RE: As concerns abound23 Apr 2020 12:59
The fact that the gun was put to his head was also beneficial in him making the correct decisions.
No disrespect but I have read enough loan books figures in my time to make my head spin.They all boil down to an A-Z of lending Categories and the Personal opinions of Managers and regional Managers as to rate their quality.Hence the problem which of these two are going to admit their sanctioning of loans in many cases was crap.

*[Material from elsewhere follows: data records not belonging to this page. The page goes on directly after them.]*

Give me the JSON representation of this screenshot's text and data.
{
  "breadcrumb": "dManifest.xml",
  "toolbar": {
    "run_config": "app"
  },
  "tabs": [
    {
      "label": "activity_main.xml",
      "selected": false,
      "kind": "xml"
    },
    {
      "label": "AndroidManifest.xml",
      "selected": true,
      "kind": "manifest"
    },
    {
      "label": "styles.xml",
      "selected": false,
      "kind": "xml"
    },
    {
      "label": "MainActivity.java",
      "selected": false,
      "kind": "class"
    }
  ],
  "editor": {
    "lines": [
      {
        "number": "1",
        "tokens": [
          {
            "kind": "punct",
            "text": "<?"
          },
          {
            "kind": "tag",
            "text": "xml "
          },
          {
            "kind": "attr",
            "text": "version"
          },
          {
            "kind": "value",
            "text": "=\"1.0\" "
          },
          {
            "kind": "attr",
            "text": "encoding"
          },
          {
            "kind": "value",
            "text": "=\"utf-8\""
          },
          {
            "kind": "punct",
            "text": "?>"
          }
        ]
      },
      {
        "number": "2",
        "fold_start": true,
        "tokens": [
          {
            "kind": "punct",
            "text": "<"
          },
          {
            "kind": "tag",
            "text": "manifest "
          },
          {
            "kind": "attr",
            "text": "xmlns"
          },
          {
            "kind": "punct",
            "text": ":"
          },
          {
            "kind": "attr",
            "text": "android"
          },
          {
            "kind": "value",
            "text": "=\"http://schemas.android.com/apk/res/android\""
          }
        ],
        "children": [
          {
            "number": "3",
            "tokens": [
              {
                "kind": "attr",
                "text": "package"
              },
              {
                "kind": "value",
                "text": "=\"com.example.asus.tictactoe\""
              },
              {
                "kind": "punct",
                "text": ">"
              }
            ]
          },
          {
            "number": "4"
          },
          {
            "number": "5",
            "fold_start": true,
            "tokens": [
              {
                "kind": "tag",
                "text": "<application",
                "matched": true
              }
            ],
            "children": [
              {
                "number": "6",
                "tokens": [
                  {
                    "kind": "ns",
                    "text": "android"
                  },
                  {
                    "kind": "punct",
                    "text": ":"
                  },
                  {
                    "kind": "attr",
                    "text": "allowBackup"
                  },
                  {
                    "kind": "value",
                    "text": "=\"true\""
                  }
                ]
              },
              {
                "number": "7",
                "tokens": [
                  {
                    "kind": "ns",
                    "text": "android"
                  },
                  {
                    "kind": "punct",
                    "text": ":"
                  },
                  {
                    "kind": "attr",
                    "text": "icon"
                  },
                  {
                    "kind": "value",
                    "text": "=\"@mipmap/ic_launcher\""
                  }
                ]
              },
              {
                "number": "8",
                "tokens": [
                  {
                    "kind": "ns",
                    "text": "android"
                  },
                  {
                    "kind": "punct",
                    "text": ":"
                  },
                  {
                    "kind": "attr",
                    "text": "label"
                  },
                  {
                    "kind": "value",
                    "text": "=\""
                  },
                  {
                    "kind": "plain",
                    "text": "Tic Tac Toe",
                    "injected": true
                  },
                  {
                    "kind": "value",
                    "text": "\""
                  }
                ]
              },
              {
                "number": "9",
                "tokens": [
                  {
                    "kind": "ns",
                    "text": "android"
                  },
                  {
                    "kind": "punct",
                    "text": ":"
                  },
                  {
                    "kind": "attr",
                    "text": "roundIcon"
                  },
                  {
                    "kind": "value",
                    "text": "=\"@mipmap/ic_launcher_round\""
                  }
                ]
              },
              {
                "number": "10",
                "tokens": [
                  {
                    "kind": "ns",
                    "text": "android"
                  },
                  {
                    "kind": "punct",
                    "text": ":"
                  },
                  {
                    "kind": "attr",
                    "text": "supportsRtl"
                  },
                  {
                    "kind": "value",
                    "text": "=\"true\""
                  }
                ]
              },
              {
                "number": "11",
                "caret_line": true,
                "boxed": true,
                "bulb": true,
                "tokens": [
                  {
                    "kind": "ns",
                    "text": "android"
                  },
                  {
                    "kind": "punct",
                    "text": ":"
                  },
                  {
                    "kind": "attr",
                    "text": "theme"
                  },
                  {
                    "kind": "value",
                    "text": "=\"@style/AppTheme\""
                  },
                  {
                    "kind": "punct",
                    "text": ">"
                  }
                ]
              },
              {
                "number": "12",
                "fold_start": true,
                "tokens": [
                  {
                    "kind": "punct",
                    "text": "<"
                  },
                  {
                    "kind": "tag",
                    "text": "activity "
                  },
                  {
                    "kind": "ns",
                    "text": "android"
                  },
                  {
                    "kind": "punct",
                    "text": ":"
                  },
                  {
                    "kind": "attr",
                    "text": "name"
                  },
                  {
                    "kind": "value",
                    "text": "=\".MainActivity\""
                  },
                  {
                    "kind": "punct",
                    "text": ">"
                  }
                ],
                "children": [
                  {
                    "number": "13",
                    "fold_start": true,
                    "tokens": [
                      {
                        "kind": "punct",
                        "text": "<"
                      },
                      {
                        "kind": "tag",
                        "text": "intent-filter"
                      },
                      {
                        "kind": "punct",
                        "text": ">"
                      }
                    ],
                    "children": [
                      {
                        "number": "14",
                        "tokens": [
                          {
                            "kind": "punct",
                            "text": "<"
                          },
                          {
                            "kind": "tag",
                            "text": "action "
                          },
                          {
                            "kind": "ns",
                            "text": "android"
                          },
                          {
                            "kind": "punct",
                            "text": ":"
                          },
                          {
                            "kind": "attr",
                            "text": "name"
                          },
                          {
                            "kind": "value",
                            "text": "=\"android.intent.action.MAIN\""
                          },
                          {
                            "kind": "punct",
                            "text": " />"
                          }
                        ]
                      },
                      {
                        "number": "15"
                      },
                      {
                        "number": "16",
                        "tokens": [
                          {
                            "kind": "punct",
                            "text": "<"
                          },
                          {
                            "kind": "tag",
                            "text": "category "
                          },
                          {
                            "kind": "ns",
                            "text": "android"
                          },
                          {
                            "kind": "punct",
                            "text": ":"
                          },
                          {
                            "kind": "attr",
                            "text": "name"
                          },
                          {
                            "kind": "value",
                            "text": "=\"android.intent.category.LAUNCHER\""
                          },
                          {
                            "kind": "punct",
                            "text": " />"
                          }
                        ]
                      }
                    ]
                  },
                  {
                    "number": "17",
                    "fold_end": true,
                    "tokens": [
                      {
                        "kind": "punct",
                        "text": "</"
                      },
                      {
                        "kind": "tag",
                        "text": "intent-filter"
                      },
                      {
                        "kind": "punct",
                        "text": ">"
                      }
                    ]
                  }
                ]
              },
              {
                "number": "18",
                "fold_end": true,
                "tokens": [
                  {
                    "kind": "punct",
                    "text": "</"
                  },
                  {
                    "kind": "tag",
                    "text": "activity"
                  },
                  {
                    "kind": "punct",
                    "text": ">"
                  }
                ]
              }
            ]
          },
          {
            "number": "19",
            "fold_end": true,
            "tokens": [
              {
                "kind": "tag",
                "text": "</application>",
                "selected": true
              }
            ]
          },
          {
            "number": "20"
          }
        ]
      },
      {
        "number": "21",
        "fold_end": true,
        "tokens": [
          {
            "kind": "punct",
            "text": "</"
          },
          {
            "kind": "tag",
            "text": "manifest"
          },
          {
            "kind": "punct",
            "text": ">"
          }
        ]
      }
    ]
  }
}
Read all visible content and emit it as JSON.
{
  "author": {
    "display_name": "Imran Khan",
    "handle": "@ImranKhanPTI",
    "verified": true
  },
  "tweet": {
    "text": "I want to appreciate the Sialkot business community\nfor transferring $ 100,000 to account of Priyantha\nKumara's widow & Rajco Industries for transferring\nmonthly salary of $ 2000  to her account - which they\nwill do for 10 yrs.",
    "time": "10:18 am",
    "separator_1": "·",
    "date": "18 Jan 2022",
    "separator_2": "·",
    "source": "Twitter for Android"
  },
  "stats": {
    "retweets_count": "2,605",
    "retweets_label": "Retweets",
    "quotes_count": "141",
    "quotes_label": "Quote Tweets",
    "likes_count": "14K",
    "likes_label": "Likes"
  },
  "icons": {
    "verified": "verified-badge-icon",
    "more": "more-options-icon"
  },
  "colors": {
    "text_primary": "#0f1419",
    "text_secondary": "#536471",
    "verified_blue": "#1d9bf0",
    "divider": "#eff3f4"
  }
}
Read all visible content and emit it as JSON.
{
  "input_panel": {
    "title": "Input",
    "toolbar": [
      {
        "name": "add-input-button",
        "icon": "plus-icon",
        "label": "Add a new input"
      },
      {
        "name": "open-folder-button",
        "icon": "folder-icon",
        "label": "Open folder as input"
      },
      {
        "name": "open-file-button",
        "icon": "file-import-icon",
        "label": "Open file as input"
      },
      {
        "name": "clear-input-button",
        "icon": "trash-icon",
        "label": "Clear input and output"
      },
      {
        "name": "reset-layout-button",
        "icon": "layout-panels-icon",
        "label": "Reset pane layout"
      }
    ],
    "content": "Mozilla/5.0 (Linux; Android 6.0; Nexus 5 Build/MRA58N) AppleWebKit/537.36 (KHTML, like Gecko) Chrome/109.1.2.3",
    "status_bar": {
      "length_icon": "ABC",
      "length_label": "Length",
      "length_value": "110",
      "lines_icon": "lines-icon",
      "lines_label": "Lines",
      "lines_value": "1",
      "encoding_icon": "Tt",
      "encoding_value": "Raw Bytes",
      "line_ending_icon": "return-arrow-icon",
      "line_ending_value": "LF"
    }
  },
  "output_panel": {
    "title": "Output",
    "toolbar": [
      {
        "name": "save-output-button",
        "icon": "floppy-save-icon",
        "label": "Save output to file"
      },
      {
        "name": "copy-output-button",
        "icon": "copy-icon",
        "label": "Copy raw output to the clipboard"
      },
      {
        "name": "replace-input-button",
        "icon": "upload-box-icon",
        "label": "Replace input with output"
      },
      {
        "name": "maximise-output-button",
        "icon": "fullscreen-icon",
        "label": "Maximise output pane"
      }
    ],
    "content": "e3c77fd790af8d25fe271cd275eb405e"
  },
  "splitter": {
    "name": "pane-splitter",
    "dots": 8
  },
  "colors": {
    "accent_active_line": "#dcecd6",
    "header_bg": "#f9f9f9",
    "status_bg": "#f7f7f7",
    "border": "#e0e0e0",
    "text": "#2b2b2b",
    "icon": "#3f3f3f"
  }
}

Another point that few are aware off is that default percentages are instructed from above and all calculations have to fall within those guidelines.Then you move to associate boards and higher still to the main board, where on most cases they lend on past record and security(if there is any).Remember Carillion, Junk bonds and block mortgage packages.
Even independent and specialist reviewers are bambozzled, never mind the small fact we could be back to 3months or 3 years before common work practice occurs.
No thanks , the Banks are not good at analysing themselves.
Mortgages, pcp and credit cards are the better end of the market even in hard times, but the real money is to made in Corporate and multi national lending, and how may I ask can that be done now when the Chancellor subscribes to lending for free.The banks being only conduits to do the work and receiving no income for it.
The government need banks but a little discussion with them prior to rolling out policy would help.
Hence I will stay mostly in cash and in markets that are not a maze.